What demountable classrooms say about Australian values
According to a NSW Department of Education release as at 30 June 2013
The Department has just over 44,788 teaching spaces in schools. About 10% per cent of these are demountable
This equates to approximately 4,479 demountables. The same document states “In 2012/13 funding was provided for 39 new classrooms” which suggests that if this level of funding is maintained, demountable classrooms will exist for at another 114 years so perhaps by the year 2127 there will no longer be a reminder of how little public education was valued in 2013.
In North Sydney, the average house price is $1.519M yet North Sydney Demonstration School has had demountable classrooms for at least fifteen years like this one. In my view demountable classrooms damage children in many ways. They take up valuable playing space. They also signal to children that society doesn’t value public education and those educated within it.
It’s difficult to argue that our society doesn’t care about the physical infrastructure of educational establishments when it comes to private schools in Sydney. Within one kilometre of the demountable classroom at North Sydney Demonstration School is Sydney Church of England Grammar School (Shore). Shore purchased Graythwaite estate in North Sydney for $35.2M in 2009 and plans to spend $39M developing the site to provide additional teaching facilities.
Lest you think demountable classrooms are confined to North Sydney, Greenwich Infants School and Greenwich Primary School have many fine examples. In Greenwich the average house price is $1.65M.
Ken Boston, former director-general of the NSW Department of Education and a member of the Gonski review panel wrote an eloquent article in the Sydney morning Herald in which he argued that Federal Education Minister Christopher Pyne
is shrewd enough to understand that strategic targeting of resources according to need will do much more than reduce the impact of disadvantage on educational outcomes. He knows that it will also reduce the impact of advantage and privilege. If school performance is neither advantaged nor disadvantaged by parental income, ethnic background, religion, school size and location, or whether a student attends an independent, Catholic or public school, success at school will be determined essentially by the student’s ability, application and hard work.
In other words, poor school facilities in the Public Sector give an unfair advantage to children whose parents can afford to opt out and send their children to schools which have proper permanent classrooms.
I think children in public schools suffer not only because of the poorer physical infrastructure but also because they are aware that they are treated as second class citizens. In 1976 Steve Biko gave evidence at a trail of nine young Africans who were prosecuted for alleged subversion of intent. When asked during the trial to explain why Black Consciousness was needed Biko explained inter alia
“the black man in himself has developed a certain state of alienation, he rejects himself….it arises out of his development from childhood. When you go to school, for instance, your school is not the same as the white school, and the conclusion you reach is that the education you get there cannot be the same as what the white kids get at school. The black kids normally have shabby uniforms, if any, while the white kids always have uniforms.

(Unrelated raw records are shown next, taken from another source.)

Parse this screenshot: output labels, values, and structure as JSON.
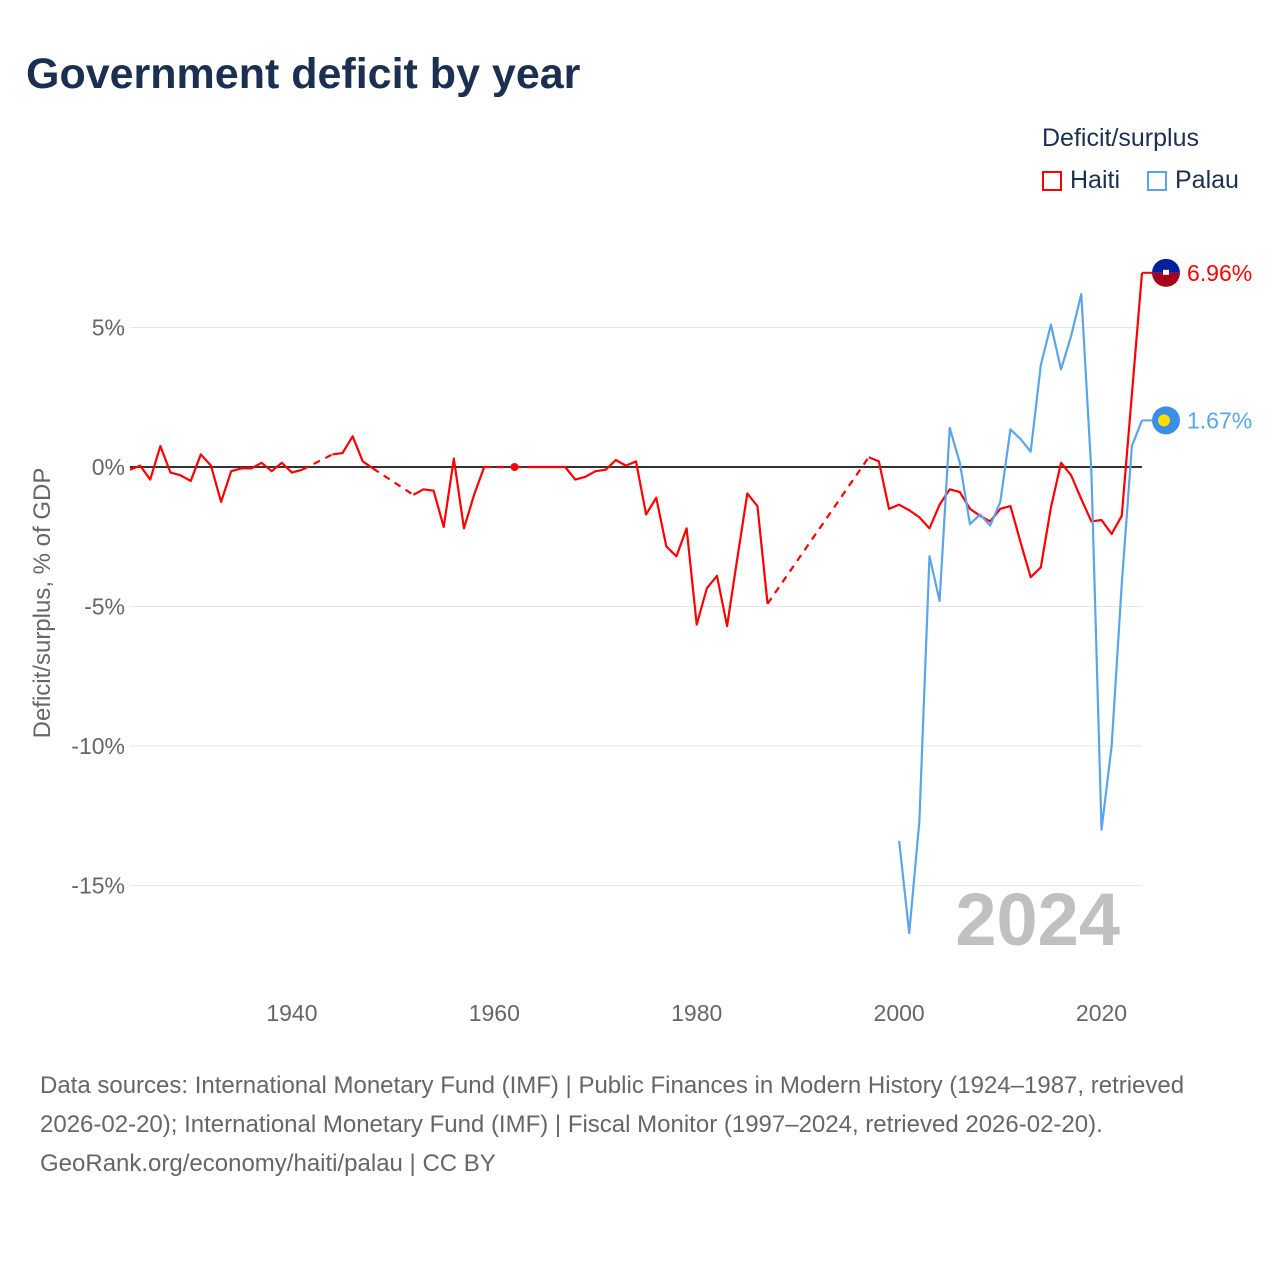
{
  "title": "Government deficit by year",
  "chart_data": {
    "type": "line",
    "title": "Government deficit by year",
    "xlabel": "",
    "ylabel": "Deficit/surplus, % of GDP",
    "xlim": [
      1924,
      2024
    ],
    "ylim": [
      -17.5,
      7.5
    ],
    "xticks": [
      1940,
      1960,
      1980,
      2000,
      2020
    ],
    "xtick_labels": [
      "1940",
      "1960",
      "1980",
      "2000",
      "2020"
    ],
    "yticks": [
      5,
      0,
      -5,
      -10,
      -15
    ],
    "ytick_labels": [
      "5%",
      "0%",
      "-5%",
      "-10%",
      "-15%"
    ],
    "legend_title": "Deficit/surplus",
    "legend_position": "top-right",
    "year_watermark": "2024",
    "series": [
      {
        "name": "Haiti",
        "color": "#ff0000",
        "end_label": "6.96%",
        "start_year": 1924,
        "values": [
          -0.1,
          0.05,
          -0.45,
          0.75,
          -0.2,
          -0.3,
          -0.5,
          0.45,
          0.05,
          -1.25,
          -0.15,
          -0.05,
          -0.05,
          0.15,
          -0.15,
          0.15,
          -0.2,
          -0.1,
          null,
          null,
          0.45,
          0.5,
          1.1,
          0.2,
          -0.05,
          null,
          null,
          null,
          -1.0,
          -0.8,
          -0.85,
          -2.15,
          0.3,
          -2.2,
          -1.0,
          0,
          null,
          null,
          0,
          null,
          0,
          0,
          0,
          0,
          -0.45,
          -0.35,
          -0.15,
          -0.1,
          0.25,
          0.05,
          0.2,
          -1.7,
          -1.1,
          -2.85,
          -3.2,
          -2.2,
          -5.65,
          -4.35,
          -3.9,
          -5.7,
          -3.3,
          -0.95,
          -1.4,
          -4.9,
          null,
          null,
          null,
          null,
          null,
          null,
          null,
          null,
          null,
          0.35,
          0.2,
          -1.5,
          -1.35,
          -1.55,
          -1.8,
          -2.2,
          -1.35,
          -0.8,
          -0.9,
          -1.5,
          -1.75,
          -1.95,
          -1.5,
          -1.4,
          -2.7,
          -3.95,
          -3.6,
          -1.45,
          0.15,
          -0.3,
          -1.15,
          -1.95,
          -1.9,
          -2.4,
          -1.75,
          2.6,
          6.96
        ]
      },
      {
        "name": "Palau",
        "color": "#5aa5ea",
        "end_label": "1.67%",
        "start_year": 2000,
        "values": [
          -13.4,
          -16.7,
          -12.7,
          -3.2,
          -4.8,
          1.4,
          0.15,
          -2.05,
          -1.7,
          -2.1,
          -1.25,
          1.35,
          1.0,
          0.55,
          3.65,
          5.1,
          3.5,
          4.7,
          6.2,
          -0.2,
          -13.0,
          -10.0,
          -4.2,
          0.75,
          1.67
        ]
      }
    ]
  },
  "source": {
    "line1": "Data sources: International Monetary Fund (IMF) | Public Finances in Modern History (1924–1987, retrieved 2026-02-20); International Monetary Fund (IMF) | Fiscal Monitor (1997–2024, retrieved 2026-02-20).",
    "line2": "GeoRank.org/economy/haiti/palau | CC BY"
  }
}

You find for instance even in the organisation of sport, these are things you notice sa a kid, at white schools to be absolutely thorough and indicative of good training, good upbringing….so you begin to feel that there is something incomplete in your humanity”
It goes without saying I am not equating Apartheid with the Public/Private School divide in NSW but I do think they are on the same continuum. To the argument that buildings don’t matter, it is a bit like arguing “that happiness in life is not a result of gaining more and more possessions for ourselves” when those that argue such a position show no signs whatsoever in restraining themselves from accumulating possessions. In addition to acquiring Graythwaite, Shore has recently completed the redevelopment of its sporting facilities which involved “Tennis/Soccer Pavilion, Tennis Courts, Prep Storage Room, Landscaping, Spectator Areas….”. The tennis Courts are “ nine tennis courts of competition standard”. To see just how extravagant this redevelopment is, one which doesn’t feature any demountable classrooms, please click on the link. By the way, Shore’s 2012 Annual Report states “We also believe that happiness in life is not a result of gaining more and more possessions for ourselves’.
Not only does the neglect of NSW’s public schools disadvantage children attending public schools, it must also harden the hearts of the children attending private schools, either that or it gives them an undeserved appreciation of themselves to allow them to justify their privileged position in society. Private schools seem to be addressing this concern by encouraging trips abroad to third world countries. Wenona Girls School, a private girls’ school in North Sydney, organised a trip in 2012 to Vietnam where the girls helped build an orphanage, for a day. Maybe Shore and Wenona could engage in pastoral care whilst reducing their carbon footprint by helping North Sydney Demonstration School?